Member of the Canadian Parliament for Lanark-Carleton
- In office 1993–2000
- Preceded by: Paul Dick
- Succeeded by: Scott Reid

Personal details
- Born: Ian Munro Murray May 7, 1951 (age 74) Sarnia, Ontario, Canada
- Political party: Liberal

= Ian Murray (Canadian politician) =

Canadian politician

Ian Munro Murray (born May 7, 1951) is a Canadian politician. He served in the House of Commons of Canada from 1993 to 2000, as a member of the Liberal Party.

Murray was born in Sarnia, Ontario, and received a Bachelor of Arts degree in History from the University of Guelph in 1973. He had an extensive career in Canadian politics before running for office himself. Murray was a research assistant for a Member of Parliament (MP) from 1974 to 1976, and a special assistant to the parliamentary secretary to the Minister of Communications from 1976 to 1977. From 1977 to 1979 and 1980 to 1982, he served as special assistant to the Minister of Veterans Affairs. Murray served with Northern Telecom Ltd. from 1982 to 1993, and was director of Government Relations from 1987 to 1993.

He won the Liberal nomination for Lanark—Carleton in 1993 under unusual conditions. After five counts on a preferential ballot, Murray and another candidate were deadlocked in support. The returning officer broke the tie by giving Murray the nomination, but his opponent appealed this decision to party headquarters. The nomination was finally decided by a coin toss. Murray disapproved of this selection method, but the decision nonetheless went in his favour and he was formally approved as a candidate. He was elected by a large margin in the 1993 federal election, defeating Progressive Conservative incumbent Paul Dick by over 18,000 votes in a riding that has not traditionally voted Liberal.

Murray considered voting against his government's gun control bill in 1995, but ultimately supported the government side.

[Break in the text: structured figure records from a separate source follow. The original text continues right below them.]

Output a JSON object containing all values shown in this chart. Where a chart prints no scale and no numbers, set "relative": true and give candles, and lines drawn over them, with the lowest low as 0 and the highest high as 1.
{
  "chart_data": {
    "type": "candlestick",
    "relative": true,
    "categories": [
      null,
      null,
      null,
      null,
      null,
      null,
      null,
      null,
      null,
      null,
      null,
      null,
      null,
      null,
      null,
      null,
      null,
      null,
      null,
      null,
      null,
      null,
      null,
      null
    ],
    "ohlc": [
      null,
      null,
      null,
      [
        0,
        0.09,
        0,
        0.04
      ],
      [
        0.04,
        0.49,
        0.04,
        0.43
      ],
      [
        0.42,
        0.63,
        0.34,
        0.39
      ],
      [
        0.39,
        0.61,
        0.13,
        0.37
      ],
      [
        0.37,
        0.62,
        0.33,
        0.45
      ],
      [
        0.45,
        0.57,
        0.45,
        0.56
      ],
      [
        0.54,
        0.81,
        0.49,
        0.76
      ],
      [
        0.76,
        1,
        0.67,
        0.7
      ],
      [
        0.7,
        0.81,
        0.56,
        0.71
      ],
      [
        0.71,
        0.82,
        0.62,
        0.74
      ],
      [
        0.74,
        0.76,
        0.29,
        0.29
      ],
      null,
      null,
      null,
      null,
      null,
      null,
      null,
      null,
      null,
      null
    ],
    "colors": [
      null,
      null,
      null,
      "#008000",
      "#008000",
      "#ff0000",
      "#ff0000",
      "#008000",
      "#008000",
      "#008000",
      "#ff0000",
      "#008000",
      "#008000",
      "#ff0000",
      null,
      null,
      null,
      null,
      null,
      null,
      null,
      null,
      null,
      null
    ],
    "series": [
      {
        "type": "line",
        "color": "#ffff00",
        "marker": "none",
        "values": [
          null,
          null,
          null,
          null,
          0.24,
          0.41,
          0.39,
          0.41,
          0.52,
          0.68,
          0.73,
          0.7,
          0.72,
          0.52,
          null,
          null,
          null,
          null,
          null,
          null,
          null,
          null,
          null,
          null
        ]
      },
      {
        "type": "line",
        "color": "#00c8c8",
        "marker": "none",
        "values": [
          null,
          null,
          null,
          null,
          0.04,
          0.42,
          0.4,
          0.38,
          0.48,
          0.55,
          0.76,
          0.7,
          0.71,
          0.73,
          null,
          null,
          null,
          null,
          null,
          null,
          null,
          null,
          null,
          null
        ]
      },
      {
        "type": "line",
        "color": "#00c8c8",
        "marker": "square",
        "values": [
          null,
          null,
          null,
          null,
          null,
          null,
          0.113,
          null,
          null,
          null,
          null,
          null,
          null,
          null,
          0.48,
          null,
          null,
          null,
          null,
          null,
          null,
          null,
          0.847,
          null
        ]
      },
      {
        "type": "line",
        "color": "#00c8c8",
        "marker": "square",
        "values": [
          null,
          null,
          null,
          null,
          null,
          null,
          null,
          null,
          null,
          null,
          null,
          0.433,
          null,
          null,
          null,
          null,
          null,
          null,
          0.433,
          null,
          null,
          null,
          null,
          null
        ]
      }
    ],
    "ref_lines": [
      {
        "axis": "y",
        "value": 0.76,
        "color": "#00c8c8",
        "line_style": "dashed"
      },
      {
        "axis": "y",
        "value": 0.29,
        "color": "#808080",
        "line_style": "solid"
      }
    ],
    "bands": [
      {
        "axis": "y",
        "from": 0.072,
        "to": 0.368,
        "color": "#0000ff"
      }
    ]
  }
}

In 1996, he voted against the second reading of a government bill that extended anti-discrimination protection to gays and lesbians. Murray claimed he did not object to the principle of the bill, but opposed it on the grounds that it could result in a redefinition of the traditional family.

Murray easily retained the seat in the 1997 election, but lost the seat by a slim margin to Canadian Alliance candidate Scott Reid in the 2000 election. In 2003, Murray was appointed to a five-year term on the Veterans Review and Appeals Board by the government of Jean Chrétien.